Against this background, can the euro area manage growth around its underlying potential of 2.5 percent this year? The recent slowdown of industrial production, particularly in Germany, combined with rising headline inflation, gives rise to concern. While the recent increase in headline inflation may limit the scope for aggressive monetary easing by the European Central Bank, a further weakening of activity, or signs that underlying inflation is abating, would allow scope for additional rate cuts. The main policy priority, however, remains that far more is needed in terms of ambitious reforms to get rid of structural rigidities, especially in labor markets, pension systems, and product markets. Moreover, Europe should be aiming at boosting potential growth to well over 3 percent—an increase that would significantly lower unemployment, strengthen the euro, and help strengthen the global economy.

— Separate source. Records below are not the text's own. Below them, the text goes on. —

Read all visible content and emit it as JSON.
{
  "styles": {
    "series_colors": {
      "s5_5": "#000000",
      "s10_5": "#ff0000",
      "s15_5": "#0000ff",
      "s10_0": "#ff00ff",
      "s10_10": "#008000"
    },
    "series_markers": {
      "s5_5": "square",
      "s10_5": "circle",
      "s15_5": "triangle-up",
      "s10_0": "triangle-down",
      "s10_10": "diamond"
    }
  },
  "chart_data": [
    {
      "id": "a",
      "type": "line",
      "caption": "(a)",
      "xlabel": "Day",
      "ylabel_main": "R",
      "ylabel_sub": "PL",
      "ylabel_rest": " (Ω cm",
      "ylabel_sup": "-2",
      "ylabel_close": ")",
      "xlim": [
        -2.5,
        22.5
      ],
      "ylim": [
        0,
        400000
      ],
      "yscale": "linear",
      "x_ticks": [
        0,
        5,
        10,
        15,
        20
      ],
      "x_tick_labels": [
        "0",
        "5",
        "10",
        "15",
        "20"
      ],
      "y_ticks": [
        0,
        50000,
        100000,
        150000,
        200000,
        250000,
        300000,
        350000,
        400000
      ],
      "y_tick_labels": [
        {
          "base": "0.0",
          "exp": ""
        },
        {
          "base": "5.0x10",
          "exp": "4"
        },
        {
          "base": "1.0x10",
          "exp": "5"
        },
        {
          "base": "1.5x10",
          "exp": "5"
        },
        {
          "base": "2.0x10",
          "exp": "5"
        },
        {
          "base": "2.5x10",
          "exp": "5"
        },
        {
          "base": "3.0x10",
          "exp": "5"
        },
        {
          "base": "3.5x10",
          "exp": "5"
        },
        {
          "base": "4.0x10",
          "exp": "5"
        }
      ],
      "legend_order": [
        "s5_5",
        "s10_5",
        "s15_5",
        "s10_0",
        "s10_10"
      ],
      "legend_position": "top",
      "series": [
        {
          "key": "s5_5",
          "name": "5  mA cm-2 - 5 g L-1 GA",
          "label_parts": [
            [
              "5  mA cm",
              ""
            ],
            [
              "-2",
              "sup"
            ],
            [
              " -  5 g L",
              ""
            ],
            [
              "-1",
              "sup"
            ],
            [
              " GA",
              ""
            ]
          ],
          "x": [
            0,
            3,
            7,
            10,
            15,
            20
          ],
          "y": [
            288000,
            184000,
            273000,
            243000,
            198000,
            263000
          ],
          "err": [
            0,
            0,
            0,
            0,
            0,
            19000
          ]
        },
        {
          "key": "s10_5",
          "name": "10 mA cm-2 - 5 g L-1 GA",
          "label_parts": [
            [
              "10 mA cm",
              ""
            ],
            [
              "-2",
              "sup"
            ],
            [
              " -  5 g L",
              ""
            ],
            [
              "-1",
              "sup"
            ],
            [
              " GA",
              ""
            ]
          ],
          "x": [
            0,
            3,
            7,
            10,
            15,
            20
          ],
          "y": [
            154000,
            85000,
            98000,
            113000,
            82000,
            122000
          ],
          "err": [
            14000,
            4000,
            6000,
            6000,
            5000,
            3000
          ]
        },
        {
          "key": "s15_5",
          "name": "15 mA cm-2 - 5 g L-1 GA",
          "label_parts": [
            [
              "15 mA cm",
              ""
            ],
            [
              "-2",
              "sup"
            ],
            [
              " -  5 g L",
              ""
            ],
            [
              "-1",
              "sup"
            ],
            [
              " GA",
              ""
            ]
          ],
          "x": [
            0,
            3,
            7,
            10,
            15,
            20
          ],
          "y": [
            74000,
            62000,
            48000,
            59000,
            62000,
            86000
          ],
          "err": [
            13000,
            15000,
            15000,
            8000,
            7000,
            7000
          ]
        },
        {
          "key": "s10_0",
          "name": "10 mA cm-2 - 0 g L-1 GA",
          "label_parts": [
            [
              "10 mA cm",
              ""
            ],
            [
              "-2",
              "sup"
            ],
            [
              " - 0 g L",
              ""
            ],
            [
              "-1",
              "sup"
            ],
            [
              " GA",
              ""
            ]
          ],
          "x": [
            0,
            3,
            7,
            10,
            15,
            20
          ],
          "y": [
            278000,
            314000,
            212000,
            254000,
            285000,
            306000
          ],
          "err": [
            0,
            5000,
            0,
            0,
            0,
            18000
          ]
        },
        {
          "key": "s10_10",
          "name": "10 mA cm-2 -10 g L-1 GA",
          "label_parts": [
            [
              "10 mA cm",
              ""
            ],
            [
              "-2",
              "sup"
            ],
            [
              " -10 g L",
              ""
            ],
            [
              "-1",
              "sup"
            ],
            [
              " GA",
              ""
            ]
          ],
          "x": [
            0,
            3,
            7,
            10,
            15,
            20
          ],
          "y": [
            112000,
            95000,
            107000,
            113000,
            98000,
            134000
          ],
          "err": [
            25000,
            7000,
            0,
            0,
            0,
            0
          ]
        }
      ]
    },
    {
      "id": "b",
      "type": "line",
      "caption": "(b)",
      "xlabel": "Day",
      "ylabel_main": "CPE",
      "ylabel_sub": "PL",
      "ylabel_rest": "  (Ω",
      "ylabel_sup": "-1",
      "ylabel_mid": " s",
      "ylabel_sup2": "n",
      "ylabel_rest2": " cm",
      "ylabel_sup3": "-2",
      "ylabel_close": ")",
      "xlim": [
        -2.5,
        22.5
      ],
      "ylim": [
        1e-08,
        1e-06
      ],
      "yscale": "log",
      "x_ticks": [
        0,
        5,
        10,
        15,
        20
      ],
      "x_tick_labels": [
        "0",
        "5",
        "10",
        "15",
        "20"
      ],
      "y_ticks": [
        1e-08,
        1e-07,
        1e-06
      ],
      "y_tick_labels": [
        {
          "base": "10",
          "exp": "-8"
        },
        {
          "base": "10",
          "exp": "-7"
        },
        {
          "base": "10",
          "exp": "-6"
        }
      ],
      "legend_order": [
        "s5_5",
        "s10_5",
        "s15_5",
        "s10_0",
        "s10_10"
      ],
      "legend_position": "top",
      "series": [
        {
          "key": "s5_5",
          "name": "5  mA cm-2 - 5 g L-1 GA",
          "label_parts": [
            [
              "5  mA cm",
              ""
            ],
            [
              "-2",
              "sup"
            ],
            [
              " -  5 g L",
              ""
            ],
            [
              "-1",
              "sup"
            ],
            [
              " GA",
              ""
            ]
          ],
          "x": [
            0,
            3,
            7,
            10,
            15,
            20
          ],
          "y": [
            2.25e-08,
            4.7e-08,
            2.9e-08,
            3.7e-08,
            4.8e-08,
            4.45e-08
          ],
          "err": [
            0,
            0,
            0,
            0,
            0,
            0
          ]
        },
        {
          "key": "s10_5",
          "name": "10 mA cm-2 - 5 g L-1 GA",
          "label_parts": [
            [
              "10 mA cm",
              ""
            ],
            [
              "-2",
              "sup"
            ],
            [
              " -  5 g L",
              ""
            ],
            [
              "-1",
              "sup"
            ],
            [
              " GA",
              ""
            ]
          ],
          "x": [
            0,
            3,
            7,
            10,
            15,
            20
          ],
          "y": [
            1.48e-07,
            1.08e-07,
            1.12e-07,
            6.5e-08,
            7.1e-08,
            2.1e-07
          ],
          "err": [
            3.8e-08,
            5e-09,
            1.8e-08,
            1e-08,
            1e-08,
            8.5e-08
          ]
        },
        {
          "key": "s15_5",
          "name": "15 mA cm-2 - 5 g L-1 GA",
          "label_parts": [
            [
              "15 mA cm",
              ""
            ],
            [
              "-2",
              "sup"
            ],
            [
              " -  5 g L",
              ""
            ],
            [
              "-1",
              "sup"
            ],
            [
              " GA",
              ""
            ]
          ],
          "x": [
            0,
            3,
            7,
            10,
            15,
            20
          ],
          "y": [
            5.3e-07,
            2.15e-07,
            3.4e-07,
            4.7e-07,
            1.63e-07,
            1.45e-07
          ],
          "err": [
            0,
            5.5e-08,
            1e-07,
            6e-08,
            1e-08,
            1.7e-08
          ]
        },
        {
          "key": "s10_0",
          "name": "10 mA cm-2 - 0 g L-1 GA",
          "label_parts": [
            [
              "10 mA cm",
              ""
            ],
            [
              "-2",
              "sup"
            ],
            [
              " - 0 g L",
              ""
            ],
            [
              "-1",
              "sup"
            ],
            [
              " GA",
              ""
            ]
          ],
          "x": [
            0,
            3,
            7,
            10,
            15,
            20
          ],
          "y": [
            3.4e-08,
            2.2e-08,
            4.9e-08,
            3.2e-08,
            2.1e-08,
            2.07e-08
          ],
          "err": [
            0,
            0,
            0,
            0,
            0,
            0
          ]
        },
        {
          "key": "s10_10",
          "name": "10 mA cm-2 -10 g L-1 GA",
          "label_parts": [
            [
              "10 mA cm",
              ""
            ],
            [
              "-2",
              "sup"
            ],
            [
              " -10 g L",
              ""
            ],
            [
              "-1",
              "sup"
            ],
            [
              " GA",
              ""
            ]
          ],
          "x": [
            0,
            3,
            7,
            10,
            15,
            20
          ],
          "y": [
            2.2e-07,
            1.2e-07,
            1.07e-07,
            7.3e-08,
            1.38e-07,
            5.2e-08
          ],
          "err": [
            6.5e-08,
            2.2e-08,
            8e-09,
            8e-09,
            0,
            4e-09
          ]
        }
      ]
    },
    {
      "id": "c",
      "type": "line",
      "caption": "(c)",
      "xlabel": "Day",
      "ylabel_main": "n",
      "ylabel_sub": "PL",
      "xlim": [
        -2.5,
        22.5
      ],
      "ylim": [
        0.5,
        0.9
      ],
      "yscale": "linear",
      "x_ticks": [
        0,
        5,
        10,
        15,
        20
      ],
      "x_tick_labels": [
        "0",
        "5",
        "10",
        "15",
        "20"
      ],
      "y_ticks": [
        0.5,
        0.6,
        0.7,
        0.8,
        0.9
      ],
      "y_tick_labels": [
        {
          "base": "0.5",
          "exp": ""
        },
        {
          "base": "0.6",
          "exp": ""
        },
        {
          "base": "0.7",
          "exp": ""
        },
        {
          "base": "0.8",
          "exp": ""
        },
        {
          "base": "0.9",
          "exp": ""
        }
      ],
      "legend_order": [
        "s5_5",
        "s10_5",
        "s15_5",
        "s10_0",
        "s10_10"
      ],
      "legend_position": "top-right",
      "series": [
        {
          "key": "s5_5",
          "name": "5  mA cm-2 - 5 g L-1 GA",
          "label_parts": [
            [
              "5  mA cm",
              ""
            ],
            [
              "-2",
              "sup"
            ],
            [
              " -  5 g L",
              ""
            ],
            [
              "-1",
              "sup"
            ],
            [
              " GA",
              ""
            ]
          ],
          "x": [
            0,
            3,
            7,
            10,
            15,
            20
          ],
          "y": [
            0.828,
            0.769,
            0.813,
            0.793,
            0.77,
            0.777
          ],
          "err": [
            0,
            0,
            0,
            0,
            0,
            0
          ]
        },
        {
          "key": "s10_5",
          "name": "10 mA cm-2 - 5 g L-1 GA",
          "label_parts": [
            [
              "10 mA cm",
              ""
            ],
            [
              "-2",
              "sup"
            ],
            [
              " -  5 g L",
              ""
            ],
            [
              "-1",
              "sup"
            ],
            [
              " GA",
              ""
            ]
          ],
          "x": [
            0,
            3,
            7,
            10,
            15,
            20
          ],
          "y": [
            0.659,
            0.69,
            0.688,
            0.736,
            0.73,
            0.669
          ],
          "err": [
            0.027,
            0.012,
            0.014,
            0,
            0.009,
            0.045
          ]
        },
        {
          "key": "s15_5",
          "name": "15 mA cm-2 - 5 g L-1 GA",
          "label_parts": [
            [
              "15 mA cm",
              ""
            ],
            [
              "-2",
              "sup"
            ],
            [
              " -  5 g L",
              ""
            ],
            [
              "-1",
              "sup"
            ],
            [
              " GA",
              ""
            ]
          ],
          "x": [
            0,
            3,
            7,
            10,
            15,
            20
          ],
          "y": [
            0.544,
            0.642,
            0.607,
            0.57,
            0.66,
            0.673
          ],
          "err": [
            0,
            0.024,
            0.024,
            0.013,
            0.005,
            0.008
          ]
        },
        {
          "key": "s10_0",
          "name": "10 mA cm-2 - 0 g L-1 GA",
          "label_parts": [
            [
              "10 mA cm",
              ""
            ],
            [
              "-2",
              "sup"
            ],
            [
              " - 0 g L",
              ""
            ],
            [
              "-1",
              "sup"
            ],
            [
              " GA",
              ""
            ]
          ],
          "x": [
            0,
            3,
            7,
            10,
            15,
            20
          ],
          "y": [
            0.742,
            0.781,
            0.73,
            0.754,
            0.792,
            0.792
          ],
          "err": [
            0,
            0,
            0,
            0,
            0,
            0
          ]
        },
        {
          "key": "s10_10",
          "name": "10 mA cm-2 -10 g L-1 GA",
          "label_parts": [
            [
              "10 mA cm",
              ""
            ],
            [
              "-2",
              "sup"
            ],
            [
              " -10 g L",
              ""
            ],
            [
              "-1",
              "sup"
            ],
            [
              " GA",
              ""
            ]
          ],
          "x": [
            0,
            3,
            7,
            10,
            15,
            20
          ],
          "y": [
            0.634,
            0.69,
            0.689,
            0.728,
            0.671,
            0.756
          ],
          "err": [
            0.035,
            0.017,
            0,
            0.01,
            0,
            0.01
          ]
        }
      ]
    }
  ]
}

How can the international community help spread the benefits of globalization? Industrial countries should practice what they preach and open up their own economies, especially in areas where developing countries have a clear and demonstrated comparative advantage. Meanwhile, the IMF supports calls for the poorest countries to have duty- and quota-free access to industrial country markets.

Industrial countries should also deliver on their long-promised increase in official development aid to the targeted level of 0.7 percent of GDP. And they should follow through on their pledges for debt relief to the poorest countries—here, we welcome the decisions by a number of Group of Seven countries to forgive 100 percent of bilateral debts.